This article was first published by the Toronto Star.
The post-Cold War order has collapsed, and NATO allies face the prospect of one day finding themselves in a war for which they are ill-prepared.
Despite years’ worth of evidence that the hostile axis anchored by China and Russia was preparing for conflict and growing more powerful by the day, America’s allies failed to make the investments needed to rebuild their military power and help the United States deter war.
Only when confronted with the reality that the U.S. would no longer backstop them if they continued to shirk their obligations did they honour their longstanding commitment to spend 2 per cent of GDP on defence. And at the recent NATO summit, under increasing U.S. pressure and the growing risk of war, NATO leaders set a goal of spending up to 5 per cent of GDP by 2035 — 3.5 per cent on core military needs and 1.5 per cent on defence- and security-related infrastructure.
While large-scale defence investments are long overdue and urgent, they will matter for nothing if the allies — America included — fail to secure themselves against the decades-long economic warfare Beijing has perpetrated against the West.
Almost without exception, key allies made themselves vulnerable to Beijing at the end of the Cold War, as foreign policy and economic elites championed the misguided belief that economic interdependence would pave the path to peace and prosperity. Enchanted by this fantastical view of the world, the allies made themselves easy targets, reducing their defence spending and opening up their economies to rival states.
As the allies prepare to rebuild their defence capabilities, their top priority must be a hard decoupling from Beijing.
Seizing the opportunity to attack the allies from inside their own economic systems, China pioneered a sophisticated form of economic warfare. Weaponizing its market size, as well as offers of easy money and cheap labour pools, it used malign trade and investment, research partnerships and other economic activities to buy, bully and cheat its way into the allies’ military supply chains, industrial systems and sensitive technology networks.
Once inside, it set to work: theft, espionage, sabotage, bribery and manipulative market practices helped China amass the economic and military power it needed to harass and intimidate other states into doing its bidding. And as its power grew, so did its brazen aggressions. China now routinely uses political interference, hostage diplomacy, cyberattacks, military intimidation and harassment, disinformation campaigns and transnational repression in its daily attacks on other states.
The military effects that flow from this economic warfare are especially serious, not to mention dangerously underappreciated.
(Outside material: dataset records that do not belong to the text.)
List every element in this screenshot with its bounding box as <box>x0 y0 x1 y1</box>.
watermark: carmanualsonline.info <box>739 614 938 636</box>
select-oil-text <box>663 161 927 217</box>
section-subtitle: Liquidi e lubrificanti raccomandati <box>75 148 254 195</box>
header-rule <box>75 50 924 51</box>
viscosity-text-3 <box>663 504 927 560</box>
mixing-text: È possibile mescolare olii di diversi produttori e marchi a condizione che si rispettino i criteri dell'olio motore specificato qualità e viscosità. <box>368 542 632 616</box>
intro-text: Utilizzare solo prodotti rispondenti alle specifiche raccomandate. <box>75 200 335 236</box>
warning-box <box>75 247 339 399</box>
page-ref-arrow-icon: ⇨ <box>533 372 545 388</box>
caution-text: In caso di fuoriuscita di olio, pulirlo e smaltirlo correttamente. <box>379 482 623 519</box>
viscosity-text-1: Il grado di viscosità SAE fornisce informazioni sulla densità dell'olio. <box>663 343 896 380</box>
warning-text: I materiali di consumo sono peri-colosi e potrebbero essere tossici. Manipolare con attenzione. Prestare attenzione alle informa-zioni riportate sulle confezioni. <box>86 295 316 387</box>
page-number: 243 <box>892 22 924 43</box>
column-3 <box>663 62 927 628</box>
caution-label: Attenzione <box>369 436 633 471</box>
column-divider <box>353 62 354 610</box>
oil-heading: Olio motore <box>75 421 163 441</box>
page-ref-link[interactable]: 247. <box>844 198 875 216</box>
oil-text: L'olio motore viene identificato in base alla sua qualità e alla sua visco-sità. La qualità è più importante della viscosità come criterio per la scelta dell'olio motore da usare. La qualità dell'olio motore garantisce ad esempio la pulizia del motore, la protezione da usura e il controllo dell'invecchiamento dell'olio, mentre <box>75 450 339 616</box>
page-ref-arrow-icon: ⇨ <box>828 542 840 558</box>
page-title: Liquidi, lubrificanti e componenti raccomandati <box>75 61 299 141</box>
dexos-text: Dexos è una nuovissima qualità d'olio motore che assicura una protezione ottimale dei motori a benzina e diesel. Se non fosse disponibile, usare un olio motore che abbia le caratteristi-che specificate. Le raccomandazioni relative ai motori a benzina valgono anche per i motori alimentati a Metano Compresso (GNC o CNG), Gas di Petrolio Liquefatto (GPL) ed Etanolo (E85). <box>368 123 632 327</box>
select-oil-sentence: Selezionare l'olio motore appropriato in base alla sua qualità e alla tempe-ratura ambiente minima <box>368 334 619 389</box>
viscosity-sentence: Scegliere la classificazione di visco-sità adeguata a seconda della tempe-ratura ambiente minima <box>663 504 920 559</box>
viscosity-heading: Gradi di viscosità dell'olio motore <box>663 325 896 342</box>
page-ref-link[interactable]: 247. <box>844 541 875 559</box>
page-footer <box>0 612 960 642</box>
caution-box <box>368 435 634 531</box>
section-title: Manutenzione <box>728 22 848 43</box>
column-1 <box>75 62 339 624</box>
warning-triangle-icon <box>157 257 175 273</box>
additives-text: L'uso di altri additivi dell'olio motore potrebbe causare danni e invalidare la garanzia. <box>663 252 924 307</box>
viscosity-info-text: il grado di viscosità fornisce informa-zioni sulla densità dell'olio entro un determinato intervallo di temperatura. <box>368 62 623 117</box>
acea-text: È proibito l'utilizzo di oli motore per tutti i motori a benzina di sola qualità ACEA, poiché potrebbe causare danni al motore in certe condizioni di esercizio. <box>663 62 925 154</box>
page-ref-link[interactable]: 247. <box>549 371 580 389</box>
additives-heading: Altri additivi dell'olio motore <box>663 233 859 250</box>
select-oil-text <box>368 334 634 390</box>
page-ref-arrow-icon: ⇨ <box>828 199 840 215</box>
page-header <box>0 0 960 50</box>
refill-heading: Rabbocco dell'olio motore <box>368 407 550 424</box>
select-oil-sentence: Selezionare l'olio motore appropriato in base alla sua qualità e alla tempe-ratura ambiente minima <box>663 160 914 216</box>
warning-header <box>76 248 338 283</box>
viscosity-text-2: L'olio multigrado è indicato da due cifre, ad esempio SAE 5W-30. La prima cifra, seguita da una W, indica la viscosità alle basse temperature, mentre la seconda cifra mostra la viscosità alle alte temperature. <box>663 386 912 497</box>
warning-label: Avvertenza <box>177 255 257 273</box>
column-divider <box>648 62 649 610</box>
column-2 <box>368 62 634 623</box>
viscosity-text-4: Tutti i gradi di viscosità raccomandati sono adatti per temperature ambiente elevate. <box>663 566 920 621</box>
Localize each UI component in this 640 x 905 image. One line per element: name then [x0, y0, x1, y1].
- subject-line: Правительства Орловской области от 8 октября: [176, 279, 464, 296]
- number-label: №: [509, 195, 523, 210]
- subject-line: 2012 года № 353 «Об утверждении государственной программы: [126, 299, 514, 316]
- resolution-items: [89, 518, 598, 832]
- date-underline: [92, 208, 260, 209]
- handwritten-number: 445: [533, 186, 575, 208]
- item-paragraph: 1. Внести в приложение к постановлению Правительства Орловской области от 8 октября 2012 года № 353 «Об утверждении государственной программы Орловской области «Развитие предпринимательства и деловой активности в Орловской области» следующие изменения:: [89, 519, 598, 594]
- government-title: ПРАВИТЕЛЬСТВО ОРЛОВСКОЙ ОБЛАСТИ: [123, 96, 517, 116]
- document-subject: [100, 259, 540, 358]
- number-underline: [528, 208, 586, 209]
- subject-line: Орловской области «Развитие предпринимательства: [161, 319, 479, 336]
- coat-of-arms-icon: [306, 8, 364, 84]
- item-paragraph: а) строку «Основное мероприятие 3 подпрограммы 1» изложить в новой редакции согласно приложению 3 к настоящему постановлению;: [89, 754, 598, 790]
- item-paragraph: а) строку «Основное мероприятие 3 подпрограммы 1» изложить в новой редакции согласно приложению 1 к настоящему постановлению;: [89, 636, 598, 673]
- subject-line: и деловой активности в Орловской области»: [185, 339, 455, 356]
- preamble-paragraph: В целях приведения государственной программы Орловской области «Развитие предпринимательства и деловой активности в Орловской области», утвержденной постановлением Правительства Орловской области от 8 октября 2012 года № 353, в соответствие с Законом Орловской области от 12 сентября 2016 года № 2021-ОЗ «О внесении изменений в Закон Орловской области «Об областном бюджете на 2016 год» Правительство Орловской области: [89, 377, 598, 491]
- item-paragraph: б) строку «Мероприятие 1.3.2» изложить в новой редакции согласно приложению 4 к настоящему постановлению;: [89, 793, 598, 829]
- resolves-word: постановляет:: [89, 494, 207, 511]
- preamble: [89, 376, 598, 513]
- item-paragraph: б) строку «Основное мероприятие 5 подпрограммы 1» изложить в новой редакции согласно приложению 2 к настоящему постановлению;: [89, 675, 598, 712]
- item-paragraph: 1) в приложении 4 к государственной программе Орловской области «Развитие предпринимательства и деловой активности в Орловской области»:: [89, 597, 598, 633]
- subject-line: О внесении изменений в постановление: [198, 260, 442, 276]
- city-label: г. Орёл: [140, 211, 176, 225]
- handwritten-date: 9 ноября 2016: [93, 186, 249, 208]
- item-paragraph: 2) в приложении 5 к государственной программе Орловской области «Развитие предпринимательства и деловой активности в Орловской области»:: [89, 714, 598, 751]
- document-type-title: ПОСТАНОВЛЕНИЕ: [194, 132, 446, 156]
Having secured critical chokepoints in military supply chains and made itself the world’s manufacturing hub, China has the ability to stop the allies from producing critical weapons at scale, if at all. It has also erased the technology gap that the allies long relied on to deter it from making credible military threats against them, and it has positioned itself to execute sabotage and espionage attacks on the critical resources allied militaries need in order to mobilize, communicate and fight.
In other words, Beijing has made economic interdependence a Trojan horse.
Efforts by some allies to combat this economic warfare have been made in half-measures, if only because an open economy can never be secured against a determined state actor that’s nested within it. But as the allies prepare to rebuild their defence capabilities, their top priority must be a hard decoupling from Beijing. If they fail to shut China out of their economic systems, the hundreds of billions of dollars they’re promising to spend on defence may serve as yet another unintended contribution to its war machine.
Canada’s place in the new global order depends in large part on making reforms to meaningfully contest Beijing. In a world readying itself for sustained and intense competition between the major powers, if not widespread war, allies able to secure themselves against Beijing’s economic warfare will be critically important. Our natural resources, geographic distance from “hot zones” and deep interconnectivity with the U.S. — still the world’s single most powerful country — position us well to secure a place for ourselves among them.
If we instead follow the counsel of those who would have us deepen our relations with Beijing to reduce our dependence on the U.S., we will soon find ourselves suffering the consequences of partnering with an adversary. Beijing will attack us because it can, and the allies will bypass us because they must.
What’s more, the U.S. will treat us as a threat to its security — because we will have made ourselves precisely that.